Concernant les referendums qui demeurent des questions complexes, il est dommageable que la mission n'ait pas proposé une forte réforme d'un referendum d'initiative populaire aujourd'hui quasiment inapplicable au plan national.
Enfin, concernant le volet social, le rapport insiste, à juste titre, sur la nécessité d'une concertation préalable avant tout examen d'un projet de loi, tirant enseignement de l'examen de la loi travail dite loi « El Khomri ».
Et, dans ce cadre, que dire de projets qui se proposent de légiférer par ordonnance à propos de la réforme du code du travail ?
Le rapport, même s'il conseille au Gouvernement la voie à suivre pour réussir une nouvelle réforme du code du travail, avertit toutefois celui-ci du danger du passage en force.
Ensuite, nous souhaitons insister sur la nécessité d'améliorer la démocratie dans l'entreprise.
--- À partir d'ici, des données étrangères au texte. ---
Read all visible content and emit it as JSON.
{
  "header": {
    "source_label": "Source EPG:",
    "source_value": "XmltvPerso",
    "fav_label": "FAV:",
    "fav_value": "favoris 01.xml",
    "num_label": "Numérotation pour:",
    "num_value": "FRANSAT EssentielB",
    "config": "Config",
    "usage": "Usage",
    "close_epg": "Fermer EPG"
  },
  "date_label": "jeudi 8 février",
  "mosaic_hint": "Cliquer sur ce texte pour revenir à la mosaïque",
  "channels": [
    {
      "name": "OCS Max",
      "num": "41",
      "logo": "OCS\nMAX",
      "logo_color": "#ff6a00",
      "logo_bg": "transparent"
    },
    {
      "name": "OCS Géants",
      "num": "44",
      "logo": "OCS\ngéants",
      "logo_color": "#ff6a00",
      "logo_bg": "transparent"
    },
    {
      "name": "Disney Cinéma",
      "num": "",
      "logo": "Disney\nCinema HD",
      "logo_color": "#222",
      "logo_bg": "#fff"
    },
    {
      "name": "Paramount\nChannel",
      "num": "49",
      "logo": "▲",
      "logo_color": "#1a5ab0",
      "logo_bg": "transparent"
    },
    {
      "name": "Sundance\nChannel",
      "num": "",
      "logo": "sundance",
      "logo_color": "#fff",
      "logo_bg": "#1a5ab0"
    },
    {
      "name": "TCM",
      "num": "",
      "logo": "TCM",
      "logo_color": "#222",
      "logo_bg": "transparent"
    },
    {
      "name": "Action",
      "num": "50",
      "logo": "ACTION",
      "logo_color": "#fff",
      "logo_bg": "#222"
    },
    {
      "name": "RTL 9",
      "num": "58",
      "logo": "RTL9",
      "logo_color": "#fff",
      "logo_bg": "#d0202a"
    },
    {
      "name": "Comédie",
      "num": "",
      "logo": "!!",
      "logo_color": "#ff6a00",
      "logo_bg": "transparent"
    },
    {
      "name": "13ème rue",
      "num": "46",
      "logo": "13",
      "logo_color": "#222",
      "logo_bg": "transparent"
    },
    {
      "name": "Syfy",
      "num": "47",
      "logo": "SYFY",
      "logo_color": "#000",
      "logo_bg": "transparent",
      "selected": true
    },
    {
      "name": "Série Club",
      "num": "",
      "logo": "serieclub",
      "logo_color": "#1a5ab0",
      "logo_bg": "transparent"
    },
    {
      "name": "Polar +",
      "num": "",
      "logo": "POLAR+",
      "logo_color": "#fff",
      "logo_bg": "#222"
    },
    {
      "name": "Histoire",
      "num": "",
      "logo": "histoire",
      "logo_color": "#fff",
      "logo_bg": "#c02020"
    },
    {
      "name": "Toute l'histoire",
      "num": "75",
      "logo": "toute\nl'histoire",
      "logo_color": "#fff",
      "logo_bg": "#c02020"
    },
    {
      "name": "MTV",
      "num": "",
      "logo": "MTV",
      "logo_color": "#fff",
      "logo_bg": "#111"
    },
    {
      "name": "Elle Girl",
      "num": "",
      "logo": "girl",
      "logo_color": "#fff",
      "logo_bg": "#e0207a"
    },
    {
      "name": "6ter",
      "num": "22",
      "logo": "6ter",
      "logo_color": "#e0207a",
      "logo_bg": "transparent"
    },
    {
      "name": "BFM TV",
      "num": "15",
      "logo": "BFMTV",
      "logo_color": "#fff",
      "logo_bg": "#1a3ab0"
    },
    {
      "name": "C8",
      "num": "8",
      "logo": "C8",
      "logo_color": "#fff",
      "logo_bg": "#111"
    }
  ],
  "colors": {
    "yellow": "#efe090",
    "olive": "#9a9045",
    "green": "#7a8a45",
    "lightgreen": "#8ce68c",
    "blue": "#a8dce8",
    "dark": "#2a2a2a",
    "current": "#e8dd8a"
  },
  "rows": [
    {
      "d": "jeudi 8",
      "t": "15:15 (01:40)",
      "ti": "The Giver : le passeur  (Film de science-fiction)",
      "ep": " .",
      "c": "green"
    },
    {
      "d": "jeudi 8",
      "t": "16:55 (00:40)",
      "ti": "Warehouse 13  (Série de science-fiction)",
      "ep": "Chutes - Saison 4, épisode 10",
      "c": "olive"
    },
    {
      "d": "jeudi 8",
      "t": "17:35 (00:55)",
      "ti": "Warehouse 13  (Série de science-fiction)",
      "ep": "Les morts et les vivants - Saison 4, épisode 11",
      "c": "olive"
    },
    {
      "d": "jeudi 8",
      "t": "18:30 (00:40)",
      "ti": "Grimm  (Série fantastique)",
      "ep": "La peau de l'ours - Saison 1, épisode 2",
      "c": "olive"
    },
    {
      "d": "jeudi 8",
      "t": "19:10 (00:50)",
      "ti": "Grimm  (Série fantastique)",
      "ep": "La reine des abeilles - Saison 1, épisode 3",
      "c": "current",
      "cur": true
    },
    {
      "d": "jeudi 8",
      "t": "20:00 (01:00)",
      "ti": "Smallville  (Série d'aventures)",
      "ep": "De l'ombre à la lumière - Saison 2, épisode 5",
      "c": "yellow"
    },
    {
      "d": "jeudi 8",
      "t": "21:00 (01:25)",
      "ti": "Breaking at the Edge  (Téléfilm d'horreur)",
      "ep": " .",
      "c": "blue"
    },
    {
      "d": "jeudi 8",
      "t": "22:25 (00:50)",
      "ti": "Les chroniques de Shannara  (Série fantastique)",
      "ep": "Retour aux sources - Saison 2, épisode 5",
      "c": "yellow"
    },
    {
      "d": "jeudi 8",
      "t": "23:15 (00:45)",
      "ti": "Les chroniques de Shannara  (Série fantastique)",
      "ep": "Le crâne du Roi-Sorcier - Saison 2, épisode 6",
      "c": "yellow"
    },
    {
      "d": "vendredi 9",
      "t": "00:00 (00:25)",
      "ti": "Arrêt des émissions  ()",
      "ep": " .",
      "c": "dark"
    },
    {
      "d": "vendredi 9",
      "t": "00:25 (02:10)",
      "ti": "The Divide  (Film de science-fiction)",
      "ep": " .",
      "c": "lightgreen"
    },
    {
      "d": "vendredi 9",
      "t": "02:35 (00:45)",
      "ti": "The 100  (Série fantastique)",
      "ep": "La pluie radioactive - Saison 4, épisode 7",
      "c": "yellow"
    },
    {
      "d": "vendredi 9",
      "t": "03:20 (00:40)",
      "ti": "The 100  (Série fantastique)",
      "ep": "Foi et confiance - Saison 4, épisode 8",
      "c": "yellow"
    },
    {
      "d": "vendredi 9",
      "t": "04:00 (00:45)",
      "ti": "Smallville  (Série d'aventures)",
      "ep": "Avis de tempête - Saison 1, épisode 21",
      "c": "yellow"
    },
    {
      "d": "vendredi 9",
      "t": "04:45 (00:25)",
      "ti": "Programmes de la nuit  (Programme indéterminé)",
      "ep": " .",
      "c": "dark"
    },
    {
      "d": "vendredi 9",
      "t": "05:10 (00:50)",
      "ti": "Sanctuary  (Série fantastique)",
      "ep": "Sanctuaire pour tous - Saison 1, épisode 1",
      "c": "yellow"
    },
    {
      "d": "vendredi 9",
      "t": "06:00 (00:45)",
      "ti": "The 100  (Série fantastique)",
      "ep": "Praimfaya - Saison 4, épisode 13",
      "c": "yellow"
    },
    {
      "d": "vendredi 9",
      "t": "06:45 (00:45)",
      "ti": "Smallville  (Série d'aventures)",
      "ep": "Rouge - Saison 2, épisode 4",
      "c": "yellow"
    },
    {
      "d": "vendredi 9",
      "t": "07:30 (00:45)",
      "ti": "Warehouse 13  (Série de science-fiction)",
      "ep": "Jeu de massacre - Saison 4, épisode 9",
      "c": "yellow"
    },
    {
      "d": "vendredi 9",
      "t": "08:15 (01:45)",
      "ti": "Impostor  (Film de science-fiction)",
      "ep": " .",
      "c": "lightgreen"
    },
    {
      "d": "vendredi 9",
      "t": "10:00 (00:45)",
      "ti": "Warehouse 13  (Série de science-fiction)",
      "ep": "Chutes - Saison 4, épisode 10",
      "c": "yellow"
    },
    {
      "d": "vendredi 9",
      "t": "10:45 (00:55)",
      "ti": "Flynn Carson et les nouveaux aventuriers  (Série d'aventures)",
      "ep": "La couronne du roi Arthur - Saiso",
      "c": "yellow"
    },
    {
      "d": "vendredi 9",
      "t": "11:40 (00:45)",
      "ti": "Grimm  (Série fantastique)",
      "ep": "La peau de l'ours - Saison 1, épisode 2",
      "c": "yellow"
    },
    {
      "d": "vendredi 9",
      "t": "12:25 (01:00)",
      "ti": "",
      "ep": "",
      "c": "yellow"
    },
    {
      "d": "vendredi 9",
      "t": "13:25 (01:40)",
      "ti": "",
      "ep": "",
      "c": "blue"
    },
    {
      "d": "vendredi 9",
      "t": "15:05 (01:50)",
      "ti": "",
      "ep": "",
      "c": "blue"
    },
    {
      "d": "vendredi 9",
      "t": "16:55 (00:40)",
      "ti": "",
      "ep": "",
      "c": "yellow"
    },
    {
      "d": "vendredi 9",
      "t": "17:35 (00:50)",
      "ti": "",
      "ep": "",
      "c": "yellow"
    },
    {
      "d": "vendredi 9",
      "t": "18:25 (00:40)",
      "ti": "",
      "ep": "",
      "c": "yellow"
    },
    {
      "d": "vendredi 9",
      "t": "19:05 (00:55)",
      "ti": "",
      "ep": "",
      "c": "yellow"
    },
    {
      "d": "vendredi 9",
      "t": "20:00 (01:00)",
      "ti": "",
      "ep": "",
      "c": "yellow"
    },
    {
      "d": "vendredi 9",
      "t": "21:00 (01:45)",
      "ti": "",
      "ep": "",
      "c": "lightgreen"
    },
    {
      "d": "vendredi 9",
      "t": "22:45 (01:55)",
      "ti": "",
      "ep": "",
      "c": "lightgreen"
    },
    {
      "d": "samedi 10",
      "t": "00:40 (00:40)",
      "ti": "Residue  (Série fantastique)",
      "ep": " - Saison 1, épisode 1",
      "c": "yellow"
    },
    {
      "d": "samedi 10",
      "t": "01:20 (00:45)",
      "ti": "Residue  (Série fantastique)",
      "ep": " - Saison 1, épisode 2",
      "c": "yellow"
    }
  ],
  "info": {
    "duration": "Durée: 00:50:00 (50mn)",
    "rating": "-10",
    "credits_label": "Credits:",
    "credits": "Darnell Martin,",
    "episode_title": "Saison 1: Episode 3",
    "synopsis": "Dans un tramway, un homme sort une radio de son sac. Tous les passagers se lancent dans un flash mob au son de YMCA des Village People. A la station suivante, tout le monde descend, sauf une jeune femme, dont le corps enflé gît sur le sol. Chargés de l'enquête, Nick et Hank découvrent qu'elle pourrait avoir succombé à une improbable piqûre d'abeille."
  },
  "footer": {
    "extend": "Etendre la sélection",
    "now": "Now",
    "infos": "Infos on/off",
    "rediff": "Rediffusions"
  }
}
Selon ce contexte, l'idée d'aller vers la création d'une instance unique de représentation englobant les missions des comités d'entreprise, comités d'hygiène et de sécurité et délégués du personnel, ne nous paraît pas aller dans le bon sens. Au prétexte de simplifier le travail des représentants du personnel, cette mesure abaisserait, à notre sens, les possibilités d'intervention des organisations syndicales.
Nous estimons en revanche que la véritable participation des salariés à la gestion de l'entreprise constitue la clef d'une véritable citoyenneté en son sein.
En conclusion, notre groupe apprécie l'ampleur du travail accompli à l'occasion de cette mission d'information, et nous partageons bon nombre d'analyses et de préconisations, mais nous regrettons l'exclusion de son champ d'éléments fondamentaux à la source de la crise institutionnelle et politique actuelle.
Le groupe communiste républicain et citoyen a donc décidé, au vu de ces remarques, de s'abstenir sur ce rapport.